Cahit Sıtkı Tarancı’nın 35 yaş şiirini bilmeyen yoktur.
İşte o şiirin bir yerinde şair şöyle yazmıştır:
“Gökyüzünün başka rengi de varmış!
Geç farkettim taşın sert olduğunu.
Su insanı boğar, ateş yakarmış!
Her doğan günün bir dert olduğunu,
İnsan bu yaşa gelince anlarmış.”
Taşın sert olduğunu anlamak için , taşa kafa atmak gerekmez.
Bazı yolların toplumları felakete götürdüğünü de tarihe göz atarak anlamak olasıdır. Onlarda öyle olmuş, bizde nasıl olur diye denenmişleri denemeye kalkmanın bedeli çok ağır olur.
Doğruya ulaşmak için ille de en sevdiklerimizi, en değerlilerimizi ellerimizle mezara koymak gerekmez.
İşte size üzerinden 100 yıl bile geçmemiş, tüm acı anılarıyla belleklerde yaşayan bir Alman öyküsü:
Adolf HİTLER önce kendine bağlı SS subaylarına Alman Polisi üniformalarından giydirdi ve kendi millet meclisinin bombalanması talimatını verdi...
Sonra Alman halkına bunu yapanlardan intikam alacağını söyleyerek , kendine muhalif kim varsa kumpaslarla ya hapse gönderdi ya da idam ettirdi...
Düzenlediği operasyonlar ile kendine biat etmeyen herkesi temizledi...
Her propaganda mitinginde ise şu cümlenin söylenmesini emretti
''ADOLF HİTLER tanrının gönderdiği bir kurtarıcıdır ve tanrı Alman halkının yanındadır !''
Sonrasında yapılan ilk seçimde ise halkın %74 oyunu alarak Führer, yani lider ilan edildi...
Tüm yetki tek bir kişide toplandı. İlk icraatı azınlıkta olan cumhuriyetçi ve sosyalist bölgeleri ülkeden tecrit ederek her türlü hizmetten muaf tutmak oldu.

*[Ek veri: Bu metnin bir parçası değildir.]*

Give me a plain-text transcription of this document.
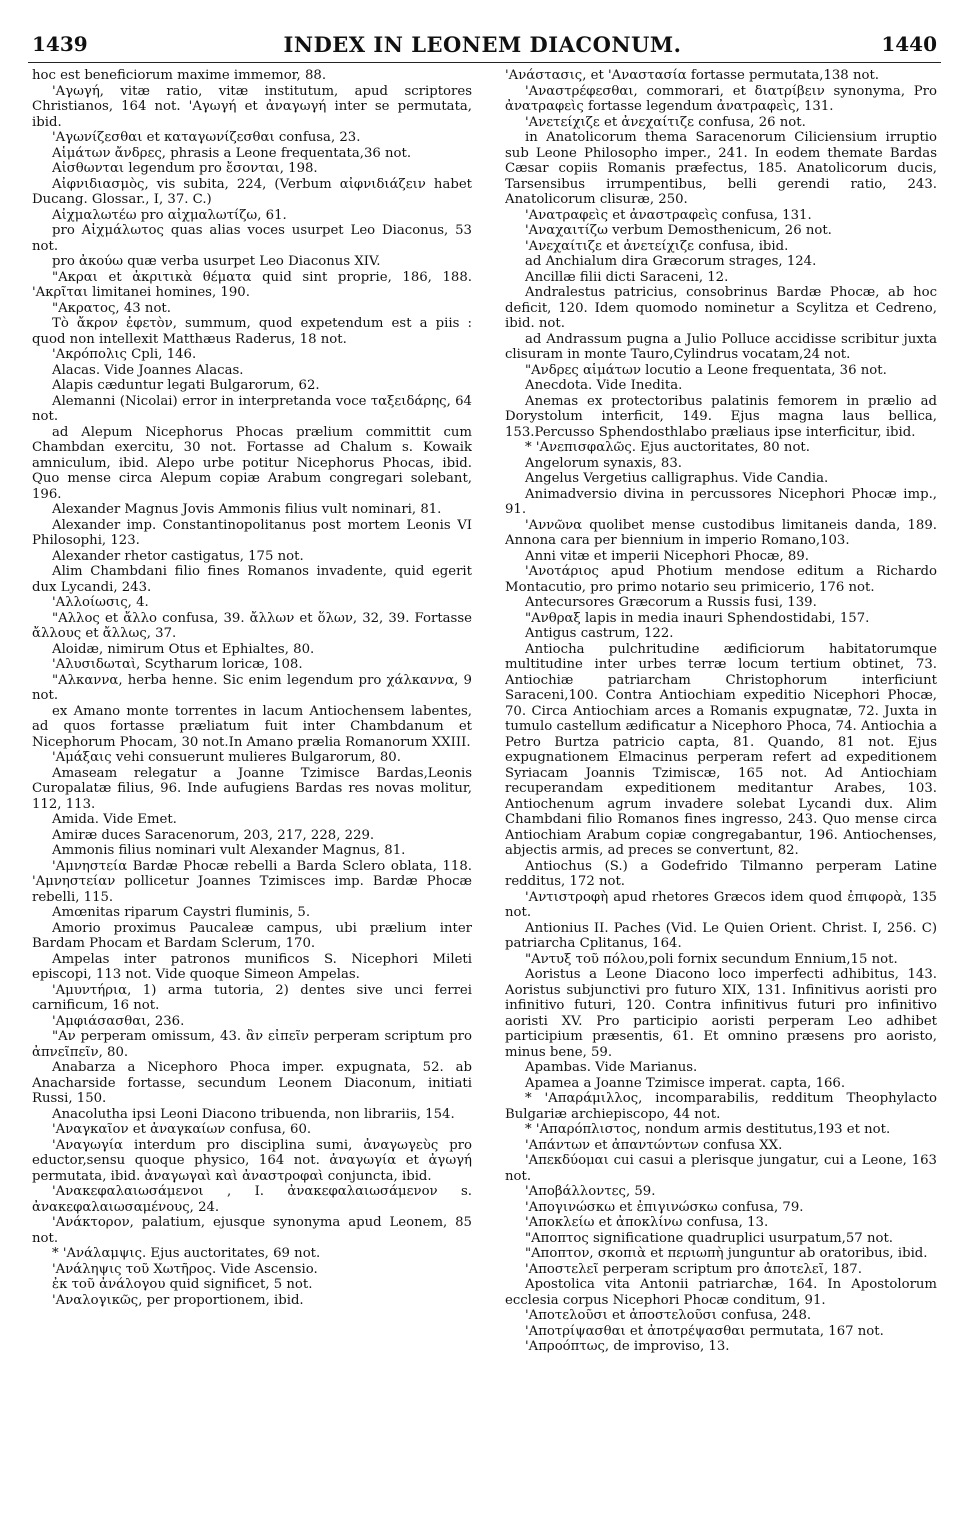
1439	INDEX IN LEONEM DIACONUM.	1440

hoc est beneficiorum maxime immemor, 88.

'Αγωγή, vitæ ratio, vitæ institutum, apud scriptores Christianos, 164 not. 'Αγωγή et ἀναγωγή inter se permutata, ibid.

'Αγωνίζεσθαι et καταγωνίζεσθαι confusa, 23.

Αἱμάτων ἄνδρες, phrasis a Leone frequentata,36 not.

Αἰσθωνται legendum pro ἔσονται, 198.

Αἰφνιδιασμὸς, vis subita, 224, (Verbum αἰφνιδιάζειν habet Ducang. Glossar., I, 37. C.)

Αἰχμαλωτέω pro αἰχμαλωτίζω, 61.

pro Αἰχμάλωτος quas alias voces usurpet Leo Diaconus, 53 not.

pro ἀκούω quæ verba usurpet Leo Diaconus XIV.

"Ακραι et ἀκριτικὰ θέματα quid sint proprie, 186, 188. 'Ακρῖται limitanei homines, 190.

"Ακρατος, 43 not.

Τὸ ἄκρον ἐφετὸν, summum, quod expetendum est a piis : quod non intellexit Matthæus Raderus, 18 not.

'Ακρόπολις Cpli, 146.

Alacas. Vide Joannes Alacas.

Alapis cæduntur legati Bulgarorum, 62.

Alemanni (Nicolai) error in interpretanda voce ταξειδάρης, 64 not.

ad Alepum Nicephorus Phocas prælium committit cum Chambdan exercitu, 30 not. Fortasse ad Chalum s. Kowaik amniculum, ibid. Alepo urbe potitur Nicephorus Phocas, ibid. Quo mense circa Alepum copiæ Arabum congregari solebant, 196.

Alexander Magnus Jovis Ammonis filius vult nominari, 81.

Alexander imp. Constantinopolitanus post mortem Leonis VI Philosophi, 123.

Alexander rhetor castigatus, 175 not.

Alim Chambdani filio fines Romanos invadente, quid egerit dux Lycandi, 243.

'Αλλοίωσις, 4.

"Αλλος et ἄλλο confusa, 39. ἄλλων et ὅλων, 32, 39. Fortasse ἄλλους et ἄλλως, 37.

Aloidæ, nimirum Otus et Ephialtes, 80.

'Αλυσιδωταὶ, Scytharum loricæ, 108.

"Αλκαννα, herba henne. Sic enim legendum pro χάλκαννα, 9 not.

ex Amano monte torrentes in lacum Antiochensem labentes, ad quos fortasse præliatum fuit inter Chambdanum et Nicephorum Phocam, 30 not.In Amano prælia Romanorum XXIII.

'Αμάξαις vehi consuerunt mulieres Bulgarorum, 80.

Amaseam relegatur a Joanne Tzimisce Bardas,Leonis Curopalatæ filius, 96. Inde aufugiens Bardas res novas molitur, 112, 113.

Amida. Vide Emet.

Amiræ duces Saracenorum, 203, 217, 228, 229.

Ammonis filius nominari vult Alexander Magnus, 81.

'Αμνηστεία Bardæ Phocæ rebelli a Barda Sclero oblata, 118. 'Αμνηστείαν pollicetur Joannes Tzimisces imp. Bardæ Phocæ rebelli, 115.

Amœnitas riparum Caystri fluminis, 5.

Amorio proximus Paucaleæ campus, ubi prælium inter Bardam Phocam et Bardam Sclerum, 170.

Ampelas inter patronos munificos S. Nicephori Mileti episcopi, 113 not. Vide quoque Simeon Ampelas.

'Αμυντήρια, 1) arma tutoria, 2) dentes sive unci ferrei carnificum, 16 not.

'Αμφιάσασθαι, 236.

"Αν perperam omissum, 43. ἂν εἰπεῖν perperam scriptum pro ἀπνεῖπεῖν, 80.

Anabarza a Nicephoro Phoca imper. expugnata, 52. ab Anacharside fortasse, secundum Leonem Diaconum, initiati Russi, 150.

Anacolutha ipsi Leoni Diacono tribuenda, non librariis, 154.

'Αναγκαῖον et ἀναγκαίων confusa, 60.

'Αναγωγία interdum pro disciplina sumi, ἀναγωγεὺς pro eductor,sensu quoque physico, 164 not. ἀναγωγία et ἀγωγή permutata, ibid. ἀναγωγαὶ καὶ ἀναστροφαὶ conjuncta, ibid.

'Ανακεφαλαιωσάμενοι , I. ἀνακεφαλαιωσάμενον s. ἀνακεφαλαιωσαμένους, 24.

'Ανάκτορον, palatium, ejusque synonyma apud Leonem, 85 not.

* 'Ανάλαμψις. Ejus auctoritates, 69 not.

'Ανάληψις τοῦ Χωτῆρος. Vide Ascensio.

ἐκ τοῦ ἀνάλογου quid significet, 5 not.

'Αναλογικῶς, per proportionem, ibid.

'Ανάστασις, et 'Αναστασία fortasse permutata,138 not.

'Αναστρέφεσθαι, commorari, et διατρίβειν synonyma, Pro ἀνατραφεὶς fortasse legendum ἀνατραφεὶς, 131.

'Ανετείχιζε et ἀνεχαίτιζε confusa, 26 not.

in Anatolicorum thema Saracenorum Ciliciensium irruptio sub Leone Philosopho imper., 241. In eodem themate Bardas Cæsar copiis Romanis præfectus, 185. Anatolicorum ducis, Tarsensibus irrumpentibus, belli gerendi ratio, 243. Anatolicorum clisuræ, 250.

'Ανατραφεὶς et ἀναστραφεὶς confusa, 131.

'Αναχαιτίζω verbum Demosthenicum, 26 not.

'Ανεχαίτιζε et ἀνετείχιζε confusa, ibid.

ad Anchialum dira Græcorum strages, 124.

Ancillæ filii dicti Saraceni, 12.

Andralestus patricius, consobrinus Bardæ Phocæ, ab hoc deficit, 120. Idem quomodo nominetur a Scylitza et Cedreno, ibid. not.

ad Andrassum pugna a Julio Polluce accidisse scribitur juxta clisuram in monte Tauro,Cylindrus vocatam,24 not.

"Ανδρες αἱμάτων locutio a Leone frequentata, 36 not.

Anecdota. Vide Inedita.

Anemas ex protectoribus palatinis femorem in prælio ad Dorystolum interficit, 149. Ejus magna laus bellica, 153.Percusso Sphendosthlabo præliaus ipse interficitur, ibid.

* 'Ανεπισφαλῶς. Ejus auctoritates, 80 not.

Angelorum synaxis, 83.

Angelus Vergetius calligraphus. Vide Candia.

Animadversio divina in percussores Nicephori Phocæ imp., 91.

'Αννῶνα quolibet mense custodibus limitaneis danda, 189. Annona cara per biennium in imperio Romano,103.

Anni vitæ et imperii Nicephori Phocæ, 89.

'Ανοτάριος apud Photium mendose editum a Richardo Montacutio, pro primo notario seu primicerio, 176 not.

Antecursores Græcorum a Russis fusi, 139.

"Ανθραξ lapis in media inauri Sphendostidabi, 157.

Antigus castrum, 122.

Antiocha pulchritudine ædificiorum habitatorumque multitudine inter urbes terræ locum tertium obtinet, 73. Antiochiæ patriarcham Christophorum interficiunt Saraceni,100. Contra Antiochiam expeditio Nicephori Phocæ, 70. Circa Antiochiam arces a Romanis expugnatæ, 72. Juxta in tumulo castellum ædificatur a Nicephoro Phoca, 74. Antiochia a Petro Burtza patricio capta, 81. Quando, 81 not. Ejus expugnationem Elmacinus perperam refert ad expeditionem Syriacam Joannis Tzimiscæ, 165 not. Ad Antiochiam recuperandam expeditionem meditantur Arabes, 103. Antiochenum agrum invadere solebat Lycandi dux. Alim Chambdani filio Romanos fines ingresso, 243. Quo mense circa Antiochiam Arabum copiæ congregabantur, 196. Antiochenses, abjectis armis, ad preces se convertunt, 82.

Antiochus (S.) a Godefrido Tilmanno perperam Latine redditus, 172 not.

'Αντιστροφὴ apud rhetores Græcos idem quod ἐπιφορὰ, 135 not.

Antionius II. Paches (Vid. Le Quien Orient. Christ. I, 256. C) patriarcha Cplitanus, 164.

"Αντυξ τοῦ πόλου,poli fornix secundum Ennium,15 not.

Aoristus a Leone Diacono loco imperfecti adhibitus, 143. Aoristus subjunctivi pro futuro XIX, 131. Infinitivus aoristi pro infinitivo futuri, 120. Contra infinitivus futuri pro infinitivo aoristi XV. Pro participio aoristi perperam Leo adhibet participium præsentis, 61. Et omnino præsens pro aoristo, minus bene, 59.

Apambas. Vide Marianus.

Apamea a Joanne Tzimisce imperat. capta, 166.

* 'Απαράμιλλος, incomparabilis, redditum Theophylacto Bulgariæ archiepiscopo, 44 not.

* 'Απαρόπλιστος, nondum armis destitutus,193 et not.

'Απάντων et ἀπαντώντων confusa XX.

'Απεκδύομαι cui casui a plerisque jungatur, cui a Leone, 163 not.

'Αποβάλλοντες, 59.

'Απογινώσκω et ἐπιγινώσκω confusa, 79.

'Αποκλείω et ἀποκλίνω confusa, 13.

"Αποπτος significatione quadruplici usurpatum,57 not.

"Αποπτον, σκοπιὰ et περιωπὴ junguntur ab oratoribus, ibid.

'Αποστελεῖ perperam scriptum pro ἀποτελεῖ, 187.

Apostolica vita Antonii patriarchæ, 164. In Apostolorum ecclesia corpus Nicephori Phocæ conditum, 91.

'Αποτελοῦσι et ἀποστελοῦσι confusa, 248.

'Αποτρίψασθαι et ἀποτρέψασθαι permutata, 167 not.

'Απροόπτως, de improviso, 13.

Ülkedeki bütün gazete, dergi ve basın yayın organlarını elinin altına aldı. Öyle ki 2. Dünya savaşında Ruslar Berlin kapılarına dayandığında Alman halkı hala savaşı kazanmak üzere olduklarını sanıyordu...
Ve yenilirken dahi her mitingde milyonlarca insan toplanarak ona biat ettiklerini gösteriyordu...
Önceden Alman halkının ''tanrının elçisi, büyük lider, büyük başkan, büyük kurtarıcı'' gibi sloganlarla yere göğe sığdıramadığı ADOLF HİTLER'in intiharından bir ay sonra tüm gerçekler gün yüzüne çıkmaya başladı...
O aslında sadece çevresindeki silahlı koruma ordusuna güvenen, söylediği her şeyin yalan olduğu, korkak basit bir ruh hastasından başka bir şey değildi...
Alman halkı bunu çok geç anladı, herkes ona tapıyordu ama gün geldi hiç kimse ben oyumu ona verdim diyemedi...
Savaştan sonra tekrar bir meclis kuruldu, laik bir cumhuriyet sistemine geçiş yapılarak egemenlik artık tek bir kişinin değil kayıtsız şartsız milletin oldu!
Bu yazılanların her cümlesi yaşanmıştır ve yüz de yüz doğrudur.
Şimdiiiiii… Ateş çıplak elle tutulmaz. Akıntılı suda yüzülmez.Yüksekten kayaların üzerine atlanmaz.
Aynı koşullarda, aynı deneyler, aynı sonuçları verir.
İlle de denemek isteyenler varsa sonuçlarına da katlanırlar.
Bizler kalemleriyle savaşan savaşçılarız.
Biz ölürüz yazdıklarımız sonsuza kadar yaşar.